The P-400 variant of the P-39 was developed as an export aircraft, with large orders initially allocated to the UK and France. The main difference between the P-400 and the majority of the P-39 fleet was the main gun. The British wanted the Hispano 20mm gun in place of the 37mm, and in addition to the two 50 caliber machineguns also mounted in the nose, four 30 caliber machine guns were installed in the wings.
Rather than repeat the history and facts about this fine aircraft, let me recommend that you visit one of the best write-ups of the P-39 history that I've found, compiled by Joseph Baugher.
Ironically enough, the Soviets would end up becoming one of the largest users of the Airacobra/King Cobra family, and they would continue to use that 37mm cannon in postwar fighters like the MiG-15 and MiG-17.

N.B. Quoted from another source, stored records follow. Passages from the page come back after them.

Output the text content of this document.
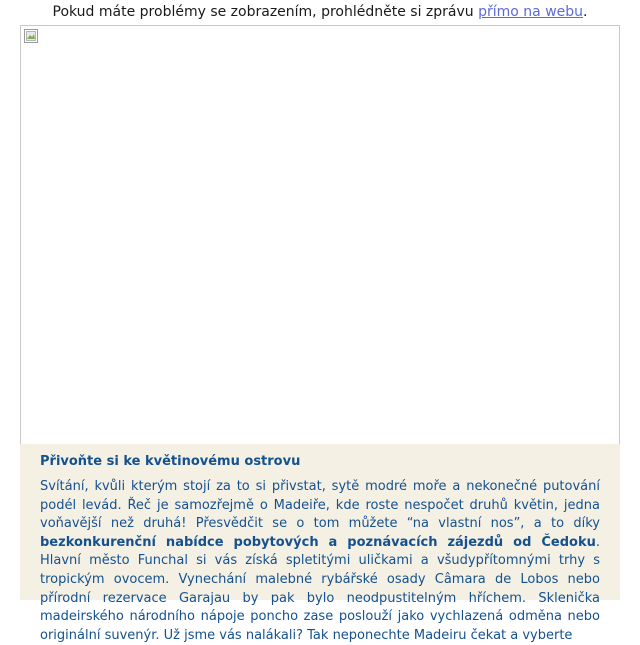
Pokud máte problémy se zobrazením, prohlédněte si zprávu přímo na webu.
Přivoňte si ke květinovému ostrovu

Svítání, kvůli kterým stojí za to si přivstat, sytě modré moře a nekonečné putování podél levád. Řeč je samozřejmě o Madeiře, kde roste nespočet druhů květin, jedna voňavější než druhá! Přesvědčit se o tom můžete “na vlastní nos”, a to díky bezkonkurenční nabídce pobytových a poznávacích zájezdů od Čedoku. Hlavní město Funchal si vás získá spletitými uličkami a všudypřítomnými trhy s tropickým ovocem. Vynechání malebné rybářské osady Câmara de Lobos nebo přírodní rezervace Garajau by pak bylo neodpustitelným hříchem. Sklenička madeirského národního nápoje poncho zase poslouží jako vychlazená odměna nebo originální suvenýr. Už jsme vás nalákali? Tak neponechte Madeiru čekat a vyberte
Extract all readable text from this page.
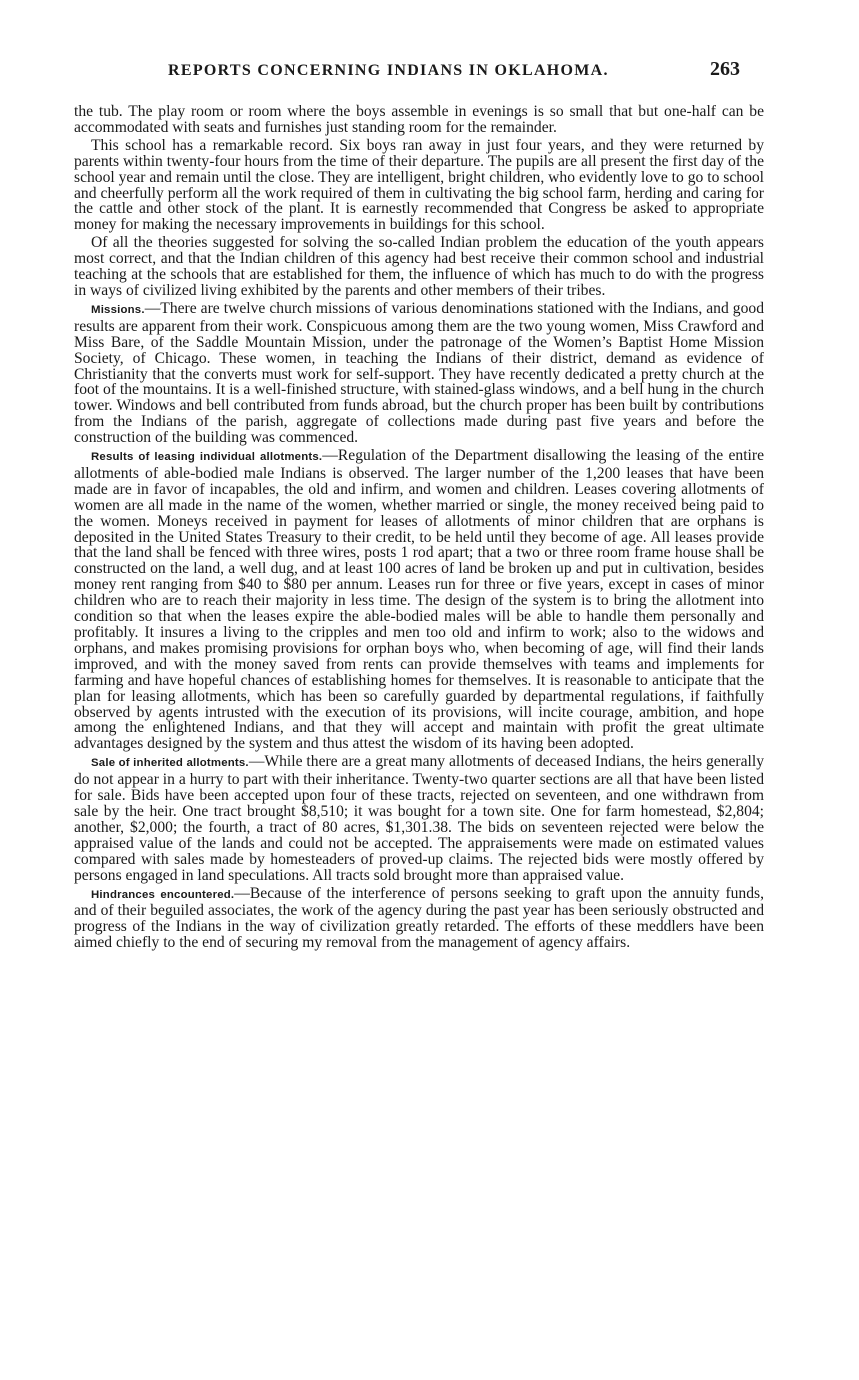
REPORTS CONCERNING INDIANS IN OKLAHOMA.	263

the tub. The play room or room where the boys assemble in evenings is so small that but one-half can be accommodated with seats and furnishes just standing room for the remainder.

This school has a remarkable record. Six boys ran away in just four years, and they were returned by parents within twenty-four hours from the time of their departure. The pupils are all present the first day of the school year and remain until the close. They are intelligent, bright children, who evidently love to go to school and cheerfully perform all the work required of them in cultivating the big school farm, herding and caring for the cattle and other stock of the plant. It is earnestly recommended that Congress be asked to appropriate money for making the necessary improvements in buildings for this school.

Of all the theories suggested for solving the so-called Indian problem the education of the youth appears most correct, and that the Indian children of this agency had best receive their common school and industrial teaching at the schools that are established for them, the influence of which has much to do with the progress in ways of civilized living exhibited by the parents and other members of their tribes.

Missions.—There are twelve church missions of various denominations stationed with the Indians, and good results are apparent from their work. Conspicuous among them are the two young women, Miss Crawford and Miss Bare, of the Saddle Mountain Mission, under the patronage of the Women’s Baptist Home Mission Society, of Chicago. These women, in teaching the Indians of their district, demand as evidence of Christianity that the converts must work for self-support. They have recently dedicated a pretty church at the foot of the mountains. It is a well-finished structure, with stained-glass windows, and a bell hung in the church tower. Windows and bell contributed from funds abroad, but the church proper has been built by contributions from the Indians of the parish, aggregate of collections made during past five years and before the construction of the building was commenced.

Results of leasing individual allotments.—Regulation of the Department disallowing the leasing of the entire allotments of able-bodied male Indians is observed. The larger number of the 1,200 leases that have been made are in favor of incapables, the old and infirm, and women and children. Leases covering allotments of women are all made in the name of the women, whether married or single, the money received being paid to the women. Moneys received in payment for leases of allotments of minor children that are orphans is deposited in the United States Treasury to their credit, to be held until they become of age. All leases provide that the land shall be fenced with three wires, posts 1 rod apart; that a two or three room frame house shall be constructed on the land, a well dug, and at least 100 acres of land be broken up and put in cultivation, besides money rent ranging from $40 to $80 per annum. Leases run for three or five years, except in cases of minor children who are to reach their majority in less time. The design of the system is to bring the allotment into condition so that when the leases expire the able-bodied males will be able to handle them personally and profitably. It insures a living to the cripples and men too old and infirm to work; also to the widows and orphans, and makes promising provisions for orphan boys who, when becoming of age, will find their lands improved, and with the money saved from rents can provide themselves with teams and implements for farming and have hopeful chances of establishing homes for themselves. It is reasonable to anticipate that the plan for leasing allotments, which has been so carefully guarded by departmental regulations, if faithfully observed by agents intrusted with the execution of its provisions, will incite courage, ambition, and hope among the enlightened Indians, and that they will accept and maintain with profit the great ultimate advantages designed by the system and thus attest the wisdom of its having been adopted.

Sale of inherited allotments.—While there are a great many allotments of deceased Indians, the heirs generally do not appear in a hurry to part with their inheritance. Twenty-two quarter sections are all that have been listed for sale. Bids have been accepted upon four of these tracts, rejected on seventeen, and one withdrawn from sale by the heir. One tract brought $8,510; it was bought for a town site. One for farm homestead, $2,804; another, $2,000; the fourth, a tract of 80 acres, $1,301.38. The bids on seventeen rejected were below the appraised value of the lands and could not be accepted. The appraisements were made on estimated values compared with sales made by homesteaders of proved-up claims. The rejected bids were mostly offered by persons engaged in land speculations. All tracts sold brought more than appraised value.

Hindrances encountered.—Because of the interference of persons seeking to graft upon the annuity funds, and of their beguiled associates, the work of the agency during the past year has been seriously obstructed and progress of the Indians in the way of civilization greatly retarded. The efforts of these meddlers have been aimed chiefly to the end of securing my removal from the management of agency affairs.
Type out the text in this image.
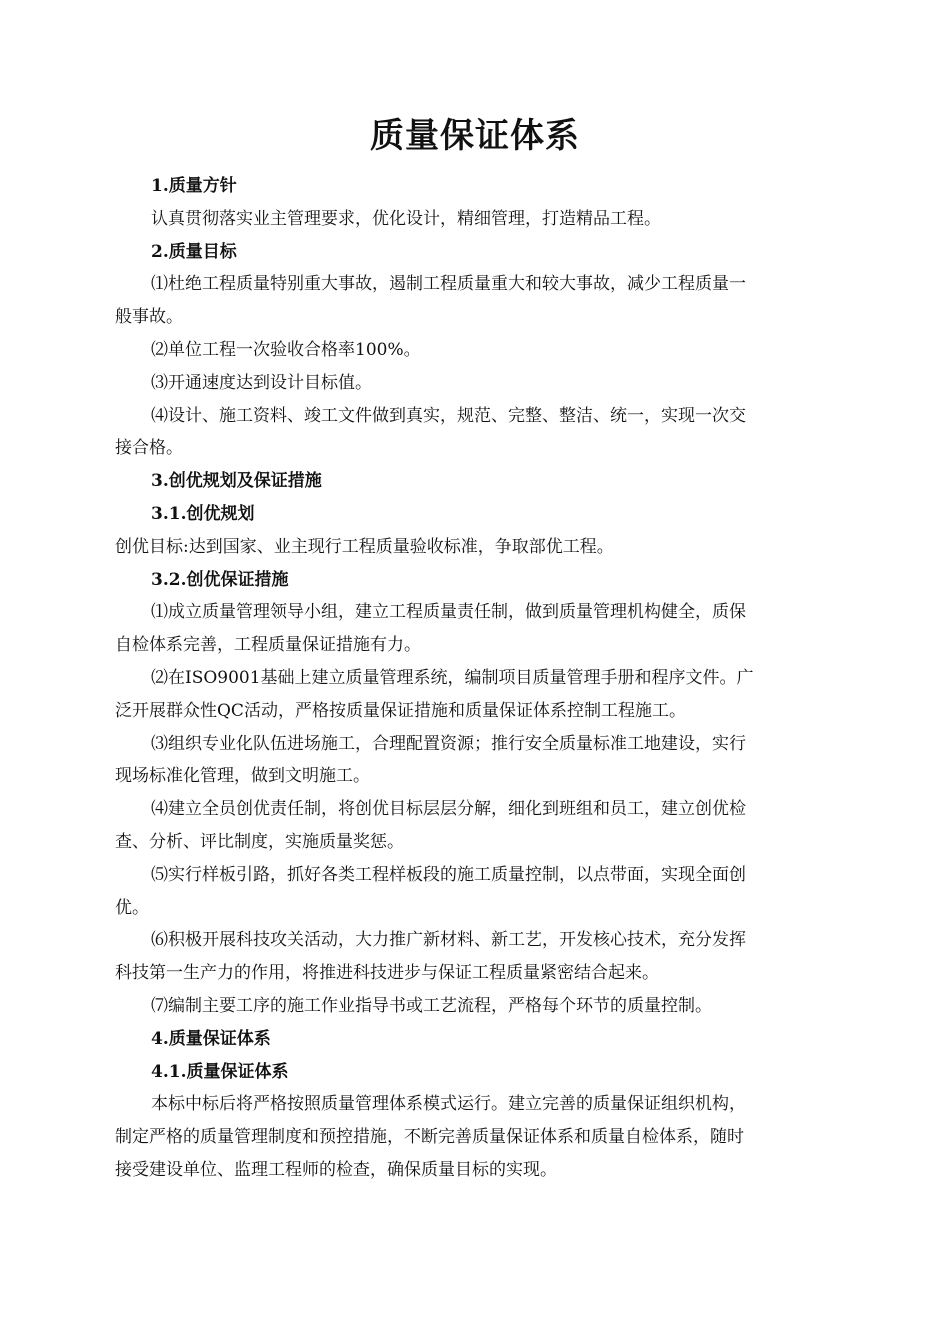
质量保证体系
1.质量方针
认真贯彻落实业主管理要求，优化设计，精细管理，打造精品工程。
2.质量目标
⑴杜绝工程质量特别重大事故，遏制工程质量重大和较大事故，减少工程质量一
般事故。
⑵单位工程一次验收合格率100%。
⑶开通速度达到设计目标值。
⑷设计、施工资料、竣工文件做到真实，规范、完整、整洁、统一，实现一次交
接合格。
3.创优规划及保证措施
3.1.创优规划
创优目标:达到国家、业主现行工程质量验收标准，争取部优工程。
3.2.创优保证措施
⑴成立质量管理领导小组，建立工程质量责任制，做到质量管理机构健全，质保
自检体系完善，工程质量保证措施有力。
⑵在ISO9001基础上建立质量管理系统，编制项目质量管理手册和程序文件。广
泛开展群众性QC活动，严格按质量保证措施和质量保证体系控制工程施工。
⑶组织专业化队伍进场施工，合理配置资源；推行安全质量标准工地建设，实行
现场标准化管理，做到文明施工。
⑷建立全员创优责任制，将创优目标层层分解，细化到班组和员工，建立创优检
查、分析、评比制度，实施质量奖惩。
⑸实行样板引路，抓好各类工程样板段的施工质量控制，以点带面，实现全面创
优。
⑹积极开展科技攻关活动，大力推广新材料、新工艺，开发核心技术，充分发挥
科技第一生产力的作用，将推进科技进步与保证工程质量紧密结合起来。
⑺编制主要工序的施工作业指导书或工艺流程，严格每个环节的质量控制。
4.质量保证体系
4.1.质量保证体系
本标中标后将严格按照质量管理体系模式运行。建立完善的质量保证组织机构，
制定严格的质量管理制度和预控措施，不断完善质量保证体系和质量自检体系，随时
接受建设单位、监理工程师的检查，确保质量目标的实现。
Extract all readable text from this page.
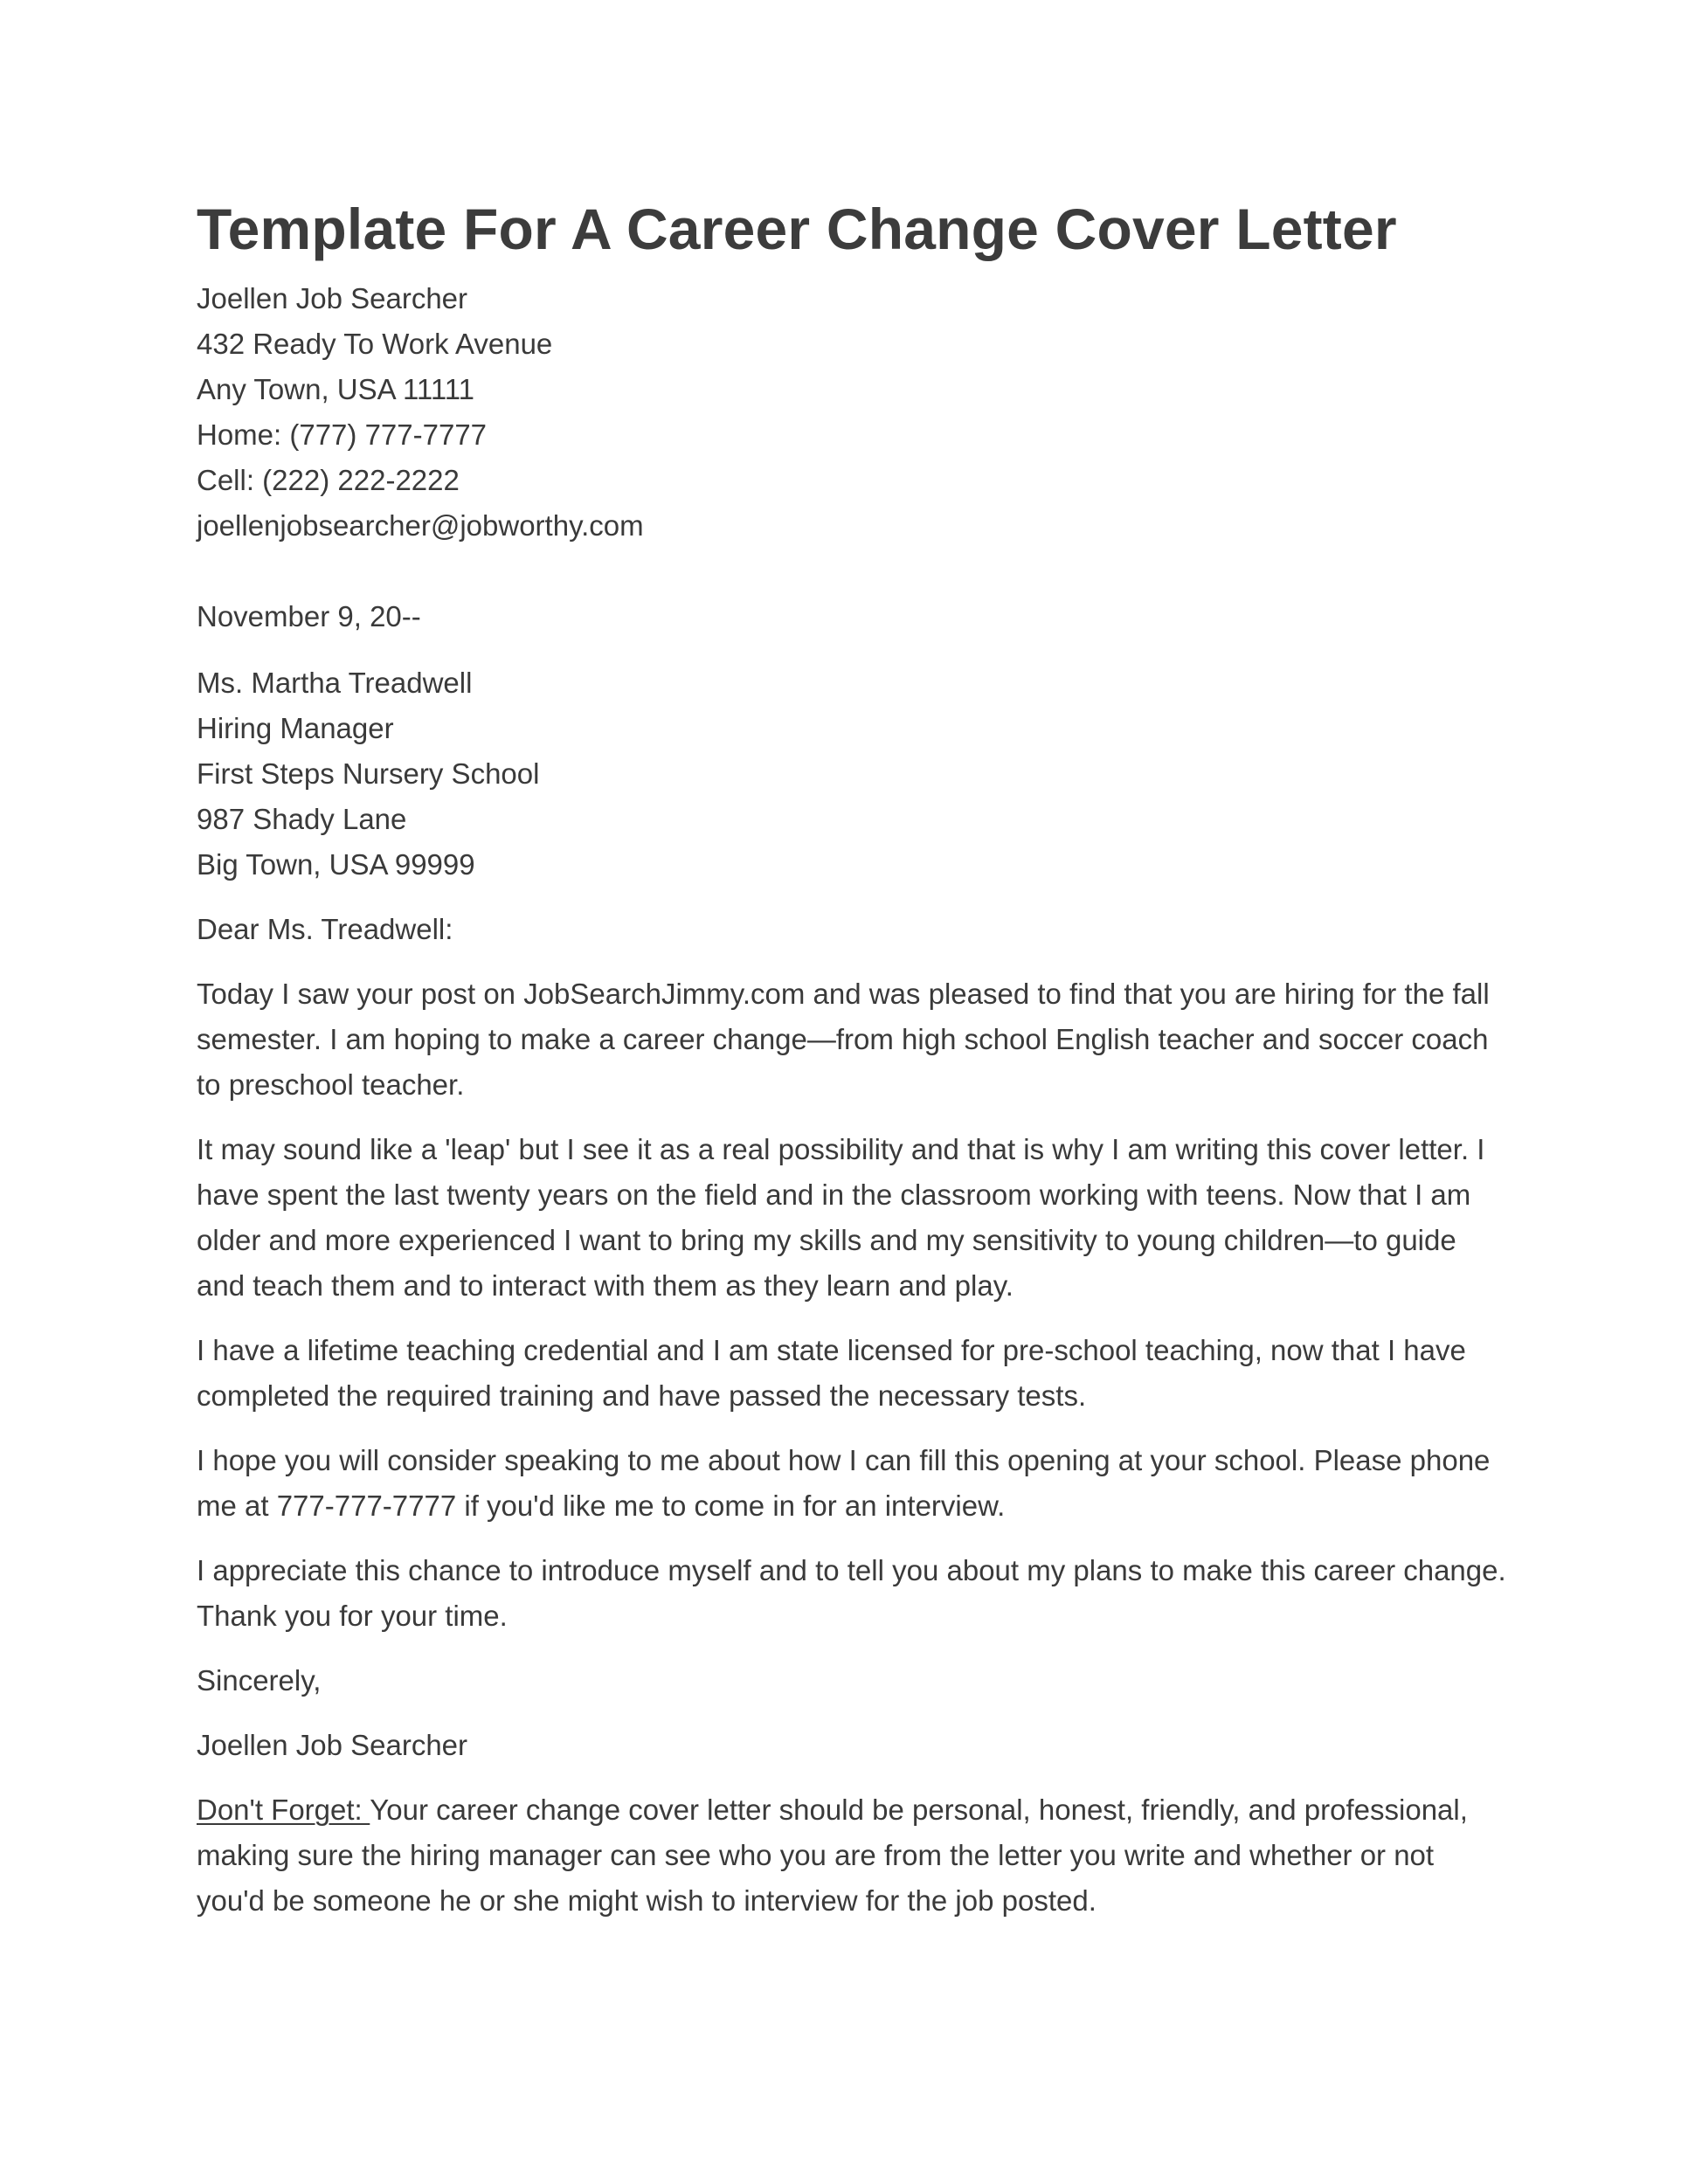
Template For A Career Change Cover Letter

Joellen Job Searcher

432 Ready To Work Avenue

Any Town, USA 11111

Home: (777) 777-7777

Cell: (222) 222-2222

joellenjobsearcher@jobworthy.com

November 9, 20--

Ms. Martha Treadwell

Hiring Manager

First Steps Nursery School

987 Shady Lane

Big Town, USA 99999

Dear Ms. Treadwell:

Today I saw your post on JobSearchJimmy.com and was pleased to find that you are hiring for the fall semester. I am hoping to make a career change—from high school English teacher and soccer coach to preschool teacher.

It may sound like a 'leap' but I see it as a real possibility and that is why I am writing this cover letter. I have spent the last twenty years on the field and in the classroom working with teens. Now that I am older and more experienced I want to bring my skills and my sensitivity to young children—to guide and teach them and to interact with them as they learn and play.

I have a lifetime teaching credential and I am state licensed for pre-school teaching, now that I have completed the required training and have passed the necessary tests.

I hope you will consider speaking to me about how I can fill this opening at your school. Please phone me at 777-777-7777 if you'd like me to come in for an interview.

I appreciate this chance to introduce myself and to tell you about my plans to make this career change. Thank you for your time.

Sincerely,

Joellen Job Searcher

Don't Forget: Your career change cover letter should be personal, honest, friendly, and professional, making sure the hiring manager can see who you are from the letter you write and whether or not you'd be someone he or she might wish to interview for the job posted.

This is easily Eduard's best kit to date. In this box are three parts trees molded in medium green plastic and one tree of clear carrying a total of 135 parts. All of the parts are clean with finely scribed details, free of flash and very few ejector pin marks overall. None of the ejector pin marks are located on a visible portion of the kit. This is some nice mold engineering!
The trees contain parts for this release, the P-400, as well as the P-39D and P-39Q. For instance, parts are included for the three-bladed Curtiss Electric propeller and the three or four-bladed Aeroproducts propellers. Four (4!) sets of wheels are included, two sets are round and two have weighted (flattened) tires - a set of each wheels represent the early styled wheels used on the P-400 and early P-39s, while the other set are the revised versions found on the mid and late series P-39s. Three different sets of exhaust stacks are likewise provided to render the correct versions. With a little mix and match, etc., you'll be able to create virtually any P-39 variant from this kit!
The cockpit interior is no less than 20 parts including stick, throttle quadrant, rudders, radio equipment, gunsight, seat height lever, seat, etc. No seat belts are molded on the seat, but I suspect we'll be seeing these in the photo-etched support releases later as well as in the ProfiPack editions. While the instrument panel will likely be replaced later by photo-etch as well, the kit panel is nicely rendered and will also be easy to detail.
Interestingly enough, while the gun bay doors in the nose are molded into the fuselage halves, the interior detail is laid out such that you could easily add guns, ammo, oxygen bottles, etc., to create a masterpiece. For now, that bay is occupied by a lead ballast that will keep your model from becoming a taildragger.
Flaps and flight controls are not molded separately, but the fabric covering over the flight controls is nicely represented. The four guns are laterally and vertically displaced correctly. Holes are flashed over covering optional centerline stores, your choice of an external fuel tank or bomb.
Another nice touch are the two cockpit entry doors. Both are molded clear, which means all you have to do is mask the windows, paint the interior and exterior colors, and you're home free. What's that? You dread masking? Then this is the kit for you!
Eduard also provided a complete set of masks in this kit. There are masks for the interior and exterior of the doors, the wheel hubs, the canopy, wing walkways, and for the background of the 39thFS sharkmouth. A very nice touch indeed!
Markings are included for two different shark-mouthed machines, the 39 FS/35 FG example featured on the boxart, and another P-400 assigned to the 80 FS/8 FG.
This is definitely a must-have kit! I am looking forward to building several variations of the Airacobra, including a few of the VVS machines. My thanks to Eduard for this review sample and I'll be out to the hobby shop to pick up a few more. If your hobby shop does not carry the Eduard P-39 series, you can order one through Squadron in North America or Hannants in Europe.
An invaluable resource will also be Bert Kinzey's "P-39 Airacobra in Detail", also available from the above sources.